The Supreme Judicial Court today ordered a new trial for Dung Van Tran, who was sentenced to 50 years in prison for setting his 14-month-old daughter and himself on fire in what he claimed was a failed suicide bid not intended to harm her.
However, the ruling does not set Tran free to await another trial. The ruling only applies to his conviction for assault with intent to murder; his 40-50 year sentences for armed home invasion still stands.
The state's highest court said the judge in the case shouldn't have allowed a psychiatrist who interviewed Tran during his hospital stay to testify on what he had said about the fire, because Tran never attempted to make his mental condition part of his defense - he claimed only that the severe burns on his daughter and two other people were an accidental byproduct of his self-immolation attempt.
Tran, estranged from his wife, showed up at her apartment on Jan. 8, 2007. As their daughter slept in a hammock in the living room, "the defendant raised the can to the height of his shoulder, tipped it, and poured gasoline onto the floor, splattering some on himself, [the daughter's caretaker], and [his daughter]. He then ignited the gasoline with a cigarette lighter, setting all three people ablaze."

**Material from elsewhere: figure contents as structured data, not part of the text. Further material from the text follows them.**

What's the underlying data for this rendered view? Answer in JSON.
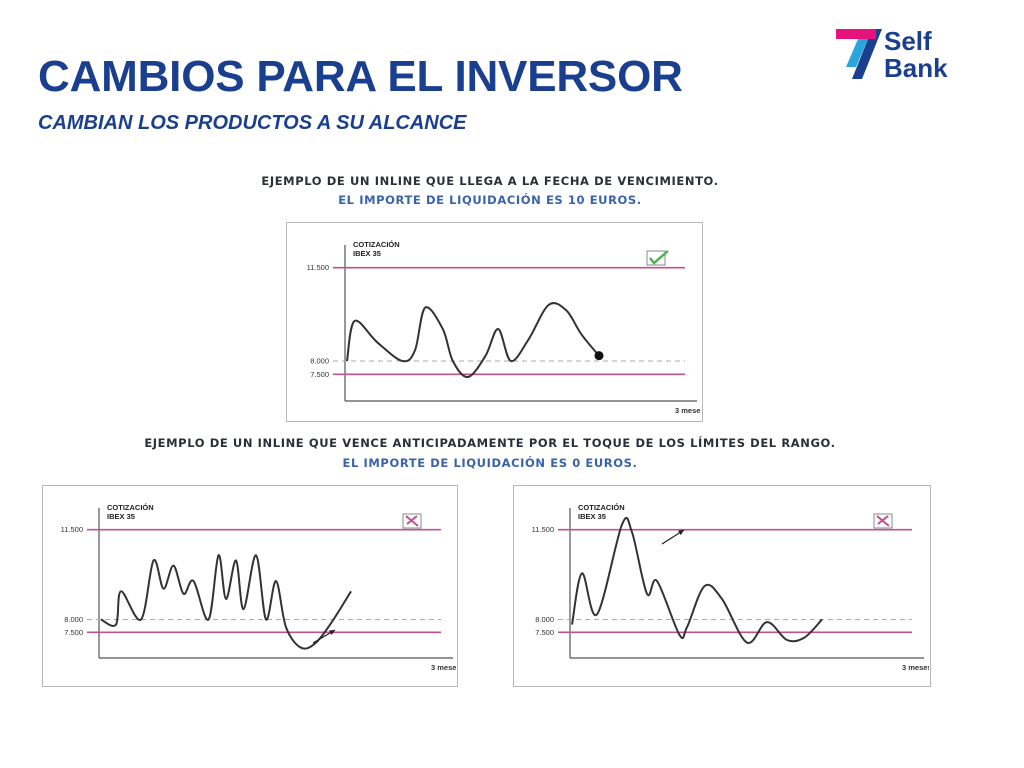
{
  "header": {
    "title": "CAMBIOS PARA EL INVERSOR",
    "subtitle": "CAMBIAN LOS PRODUCTOS A SU ALCANCE"
  },
  "logo": {
    "line1": "Self",
    "line2": "Bank",
    "colors": {
      "magenta": "#e5137b",
      "blue": "#1b3f8f",
      "cyan": "#2aa6df"
    }
  },
  "captions": {
    "top_main": "EJEMPLO DE UN INLINE QUE LLEGA A LA FECHA DE VENCIMIENTO.",
    "top_sub": "EL IMPORTE DE LIQUIDACIÓN ES 10 EUROS.",
    "bottom_main": "EJEMPLO DE UN INLINE QUE VENCE ANTICIPADAMENTE POR EL TOQUE DE LOS LÍMITES DEL RANGO.",
    "bottom_sub": "EL IMPORTE DE LIQUIDACIÓN ES 0 EUROS."
  },
  "colors": {
    "title": "#1b3f8f",
    "limit_line": "#c0508f",
    "reference_line": "#aaaaaa",
    "series": "#333333",
    "check": "#4caf50",
    "cross": "#c0508f"
  },
  "chart_data": [
    {
      "type": "line",
      "ylabel": "COTIZACIÓN IBEX 35",
      "xlabel": "3 meses",
      "y_ticks": [
        "11.500",
        "8.000",
        "7.500"
      ],
      "ylim": [
        6500,
        12500
      ],
      "reference_lines": [
        {
          "label": "11.500",
          "value": 11500,
          "style": "solid"
        },
        {
          "label": "8.000",
          "value": 8000,
          "style": "dashed"
        },
        {
          "label": "7.500",
          "value": 7500,
          "style": "solid"
        }
      ],
      "indicator": "check",
      "end_marker": true,
      "series": [
        {
          "x": [
            0,
            0.03,
            0.12,
            0.22,
            0.27,
            0.31,
            0.38,
            0.42,
            0.48,
            0.55,
            0.6,
            0.65,
            0.72,
            0.8,
            0.87,
            0.93,
            1.0
          ],
          "y": [
            8000,
            9500,
            8700,
            8000,
            8400,
            10000,
            9200,
            8000,
            7400,
            8200,
            9200,
            8000,
            8800,
            10100,
            9900,
            9000,
            8200
          ]
        }
      ]
    },
    {
      "type": "line",
      "ylabel": "COTIZACIÓN IBEX 35",
      "xlabel": "3 meses",
      "y_ticks": [
        "11.500",
        "8.000",
        "7.500"
      ],
      "ylim": [
        6500,
        12500
      ],
      "reference_lines": [
        {
          "label": "11.500",
          "value": 11500,
          "style": "solid"
        },
        {
          "label": "8.000",
          "value": 8000,
          "style": "dashed"
        },
        {
          "label": "7.500",
          "value": 7500,
          "style": "solid"
        }
      ],
      "indicator": "cross",
      "series": [
        {
          "x": [
            0,
            0.06,
            0.08,
            0.16,
            0.21,
            0.25,
            0.29,
            0.33,
            0.37,
            0.43,
            0.47,
            0.5,
            0.54,
            0.57,
            0.62,
            0.66,
            0.7,
            0.74,
            0.8,
            0.86,
            0.93,
            1.0
          ],
          "y": [
            8000,
            7800,
            9100,
            8000,
            10300,
            9200,
            10100,
            9000,
            9500,
            8000,
            10500,
            8800,
            10300,
            8400,
            10500,
            8000,
            9500,
            7700,
            6900,
            7100,
            8000,
            9100
          ]
        }
      ]
    },
    {
      "type": "line",
      "ylabel": "COTIZACIÓN IBEX 35",
      "xlabel": "3 meses",
      "y_ticks": [
        "11.500",
        "8.000",
        "7.500"
      ],
      "ylim": [
        6500,
        12500
      ],
      "reference_lines": [
        {
          "label": "11.500",
          "value": 11500,
          "style": "solid"
        },
        {
          "label": "8.000",
          "value": 8000,
          "style": "dashed"
        },
        {
          "label": "7.500",
          "value": 7500,
          "style": "solid"
        }
      ],
      "indicator": "cross",
      "series": [
        {
          "x": [
            0,
            0.04,
            0.1,
            0.2,
            0.24,
            0.3,
            0.34,
            0.43,
            0.46,
            0.53,
            0.6,
            0.7,
            0.78,
            0.86,
            0.93,
            1.0
          ],
          "y": [
            7800,
            9800,
            8200,
            11700,
            11400,
            9000,
            9500,
            7400,
            7700,
            9300,
            8800,
            7100,
            7900,
            7200,
            7300,
            8000
          ]
        }
      ]
    }
  ]
}
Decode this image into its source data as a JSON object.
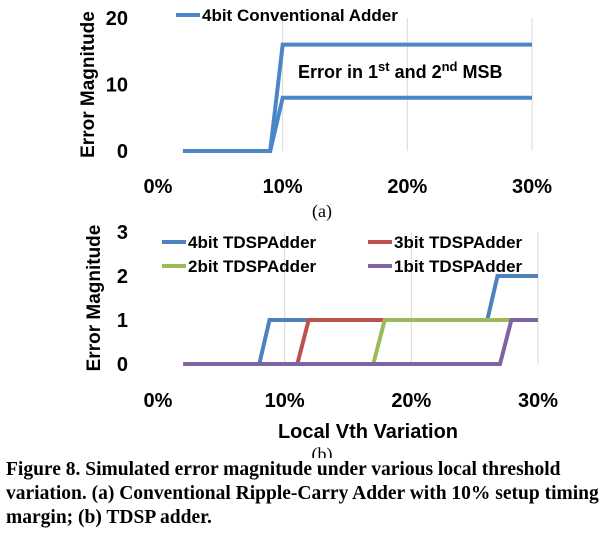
{
  "chart_data": [
    {
      "type": "line",
      "panel_label": "(a)",
      "ylabel": "Error Magnitude",
      "xlabel": "",
      "xlim": [
        0,
        30
      ],
      "ylim": [
        0,
        20
      ],
      "x_ticks": [
        "0%",
        "10%",
        "20%",
        "30%"
      ],
      "y_ticks": [
        "0",
        "10",
        "20"
      ],
      "grid": "vertical",
      "legend_position": "top",
      "annotation": {
        "pre": "Error in 1",
        "sup1": "st",
        "mid": " and 2",
        "sup2": "nd",
        "post": " MSB"
      },
      "series": [
        {
          "name": "4bit Conventional Adder",
          "color": "#4a86c8",
          "points": [
            [
              2,
              0
            ],
            [
              9,
              0
            ],
            [
              10,
              8
            ],
            [
              30,
              8
            ]
          ]
        },
        {
          "name": "",
          "color": "#4a86c8",
          "points": [
            [
              9,
              0
            ],
            [
              10,
              16
            ],
            [
              30,
              16
            ]
          ]
        }
      ]
    },
    {
      "type": "line",
      "panel_label": "(b)",
      "ylabel": "Error Magnitude",
      "xlabel": "Local Vth Variation",
      "xlim": [
        0,
        30
      ],
      "ylim": [
        0,
        3
      ],
      "x_ticks": [
        "0%",
        "10%",
        "20%",
        "30%"
      ],
      "y_ticks": [
        "0",
        "1",
        "2",
        "3"
      ],
      "grid": "vertical",
      "legend_position": "top",
      "series": [
        {
          "name": "4bit TDSPAdder",
          "color": "#4f81bd",
          "points": [
            [
              2,
              0
            ],
            [
              8,
              0
            ],
            [
              8.8,
              1
            ],
            [
              26,
              1
            ],
            [
              26.8,
              2
            ],
            [
              30,
              2
            ]
          ]
        },
        {
          "name": "3bit TDSPAdder",
          "color": "#c0504d",
          "points": [
            [
              2,
              0
            ],
            [
              11,
              0
            ],
            [
              11.9,
              1
            ],
            [
              30,
              1
            ]
          ]
        },
        {
          "name": "2bit TDSPAdder",
          "color": "#9bbb59",
          "points": [
            [
              2,
              0
            ],
            [
              17,
              0
            ],
            [
              17.9,
              1
            ],
            [
              30,
              1
            ]
          ]
        },
        {
          "name": "1bit TDSPAdder",
          "color": "#8064a2",
          "points": [
            [
              2,
              0
            ],
            [
              27,
              0
            ],
            [
              27.9,
              1
            ],
            [
              30,
              1
            ]
          ]
        }
      ]
    }
  ],
  "caption": "Figure 8. Simulated error magnitude under various local threshold variation. (a) Conventional Ripple-Carry Adder with 10% setup timing margin; (b) TDSP adder."
}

His daughter suffered "permanent disfiguring injuries," according to the court, which added that the caretaker's son also suffered burns trying to douse his mother's and the toddler's burning skin. His daughter spent several months in the hospital undergoing a series of skin grafts; Tran himself was put into a medical coma during his recovery.
During his time in the hospital, Tran spoke to a psychiatrist. At first, the judge refused to let prosecutors call the psychiatrist as a witness, because Tran had not claimed mental incompetence as part of his defense. After prosecutors got Tran to acknowledge he'd been thinking of suicide, however, the judge ruled the testimony would speak to his mental state and allowed it:
"The Commonwealth recalled [the doctor], who testified that the defendant told him that his intention on the day of the fire was 'to take [his daughter] with him,' and that the defendant followed that comment by saying, "I could get in big trouble for that." [The doctor] clarified on redirect that the defendant had answered "yes" when [he] asked him 'if he tried to take his daughter with him, did he want her to die, did he want to kill his daughter.'
A jury convicted Tran on several counts, including assault with intent to murder.
But the Supreme Judicial Court said that getting a defendant to admit he'd been thinking of suicide was not enough to break doctor/patient confidentiality; that the defendant would have to make his mental state an integral part of his defense to warrant forcing medical practitioners to testify what he told them.
"The Commonwealth may not introduce against a defendant statements protected by the psychotherapist-patient privilege, on grounds that the defendant himself placed his mental or emotional condition in issue, unless the defendant has at some point in the proceedings asserted a defense based on his mental or emotional condition, defect, or impairment."